Frankfurt Am Main - Keine Experimente: Joachim Löw vertraut in den wegweisenden WM-Qualifikationsspielen der deutschen Fußball-Nationalmannschaft gegen Tschechien und Nordirland seinen bewährten Kräften um die zuletzt verletzten Rückkehrer Jerome Boateng, Mario Gomez und Ilkay Gündogan. Überraschungen blieben bei der Nominierung des 22-köpfigen Kaders für die Begegnungen am 8. Oktober in Hamburg gegen die Tschechen und drei Tage darauf in Hannover gegen Nordirland (beide 20.45 Uhr/RTL) aus.

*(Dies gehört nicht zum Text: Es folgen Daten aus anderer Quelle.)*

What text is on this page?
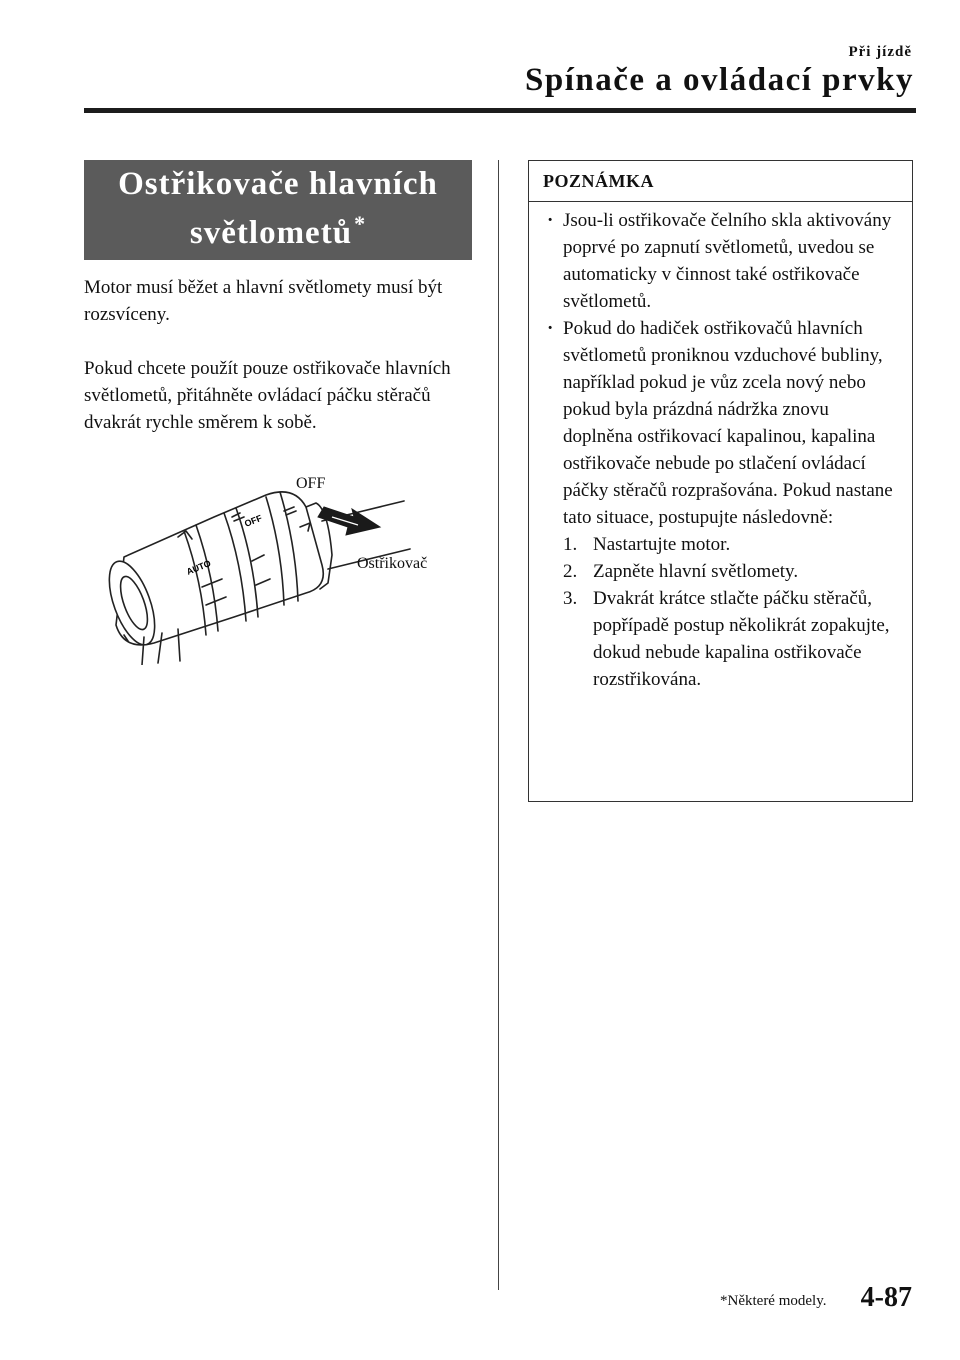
Při jízdě
Spínače a ovládací prvky
Ostřikovače hlavních
světlometů*

Motor musí běžet a hlavní světlomety musí být rozsvíceny.

Pokud chcete použít pouze ostřikovače hlavních světlometů, přitáhněte ovládací páčku stěračů dvakrát rychle směrem k sobě.

AUTO
OFF
OFF
Ostřikovač
POZNÁMKA

· Jsou-li ostřikovače čelního skla aktivovány poprvé po zapnutí světlometů, uvedou se automaticky v činnost také ostřikovače světlometů.

· Pokud do hadiček ostřikovačů hlavních světlometů proniknou vzduchové bubliny, například pokud je vůz zcela nový nebo pokud byla prázdná nádržka znovu doplněna ostřikovací kapalinou, kapalina ostřikovače nebude po stlačení ovládací páčky stěračů rozprašována. Pokud nastane tato situace, postupujte následovně:

1. Nastartujte motor.
2. Zapněte hlavní světlomety.
3. Dvakrát krátce stlačte páčku stěračů, popřípadě postup několikrát zopakujte, dokud nebude kapalina ostřikovače rozstřikována.
*Některé modely. 4-87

„Gerade die Spieler, die zu unserem Stamm gehören, haben in den vergangenen Wochen mit ihren Vereinen national und international wieder Rhythmus aufgenommen. Auf diese Spieler setzen wir in der jetzigen Phase, sie wissen, was wir von ihnen erwarten“, sagte Löw, der nach dem souveränen Sieg des Weltmeisters beim Qualifikationsauftakt in Norwegen (3:0) gegen die vermeintlich stärksten Gegner in der Gruppe C auf dem Weg nach Russland 2018 unbedingt nachlegen will: „Diese beiden Heimspiele sind sehr wichtig für uns. Nachdem wir in Norwegen gut in die Qualifikation gestartet sind, wollen wir auch die nächsten Spiele gewinnen und die Tabellenführung in unserer Gruppe behaupten.“
Dabei verzichtet er auf große Veränderungen. Der Dortmunder Gonzalo Castro muss damit trotz zuletzt starker Leistungen in Bundesliga und Champions League auf seinen ersten Länderspieleinsatz seit 2007 warten. Sein Verein hat den erneuten Verzicht des Fußball-Bundestrainers Joachim Löw auf eine Nominierung Castros mit „großer Enttäuschung“ aufgenommen. „Ich bin zu 100 Prozent davon ausgegangen, dass er nominiert wird, weil seine Leistungen über einen längeren Zeitraum auf sehr hohem Niveau so herausragend gut sind“, sagte Borussen-Trainer Tuchel vor dem Ligaspiel bei Bayer Leverkusen am Samstag (18.30 Uhr/Sky). „Es ist eine große Enttäuschung, das jetzt zu hören.“
Auch die Hoffnungen des Gladbachers Lars Stindl auf sein Debüt im Trikot der Auswahl des Deutschen Fußball-Bundes (DFB) erfüllen sich (noch) nicht. Sie könnten für das WM-Qualifikationsspiel in San Marino (11. November) und das Länderspiel in Italien vier Tage später in Mailand ein Thema werden.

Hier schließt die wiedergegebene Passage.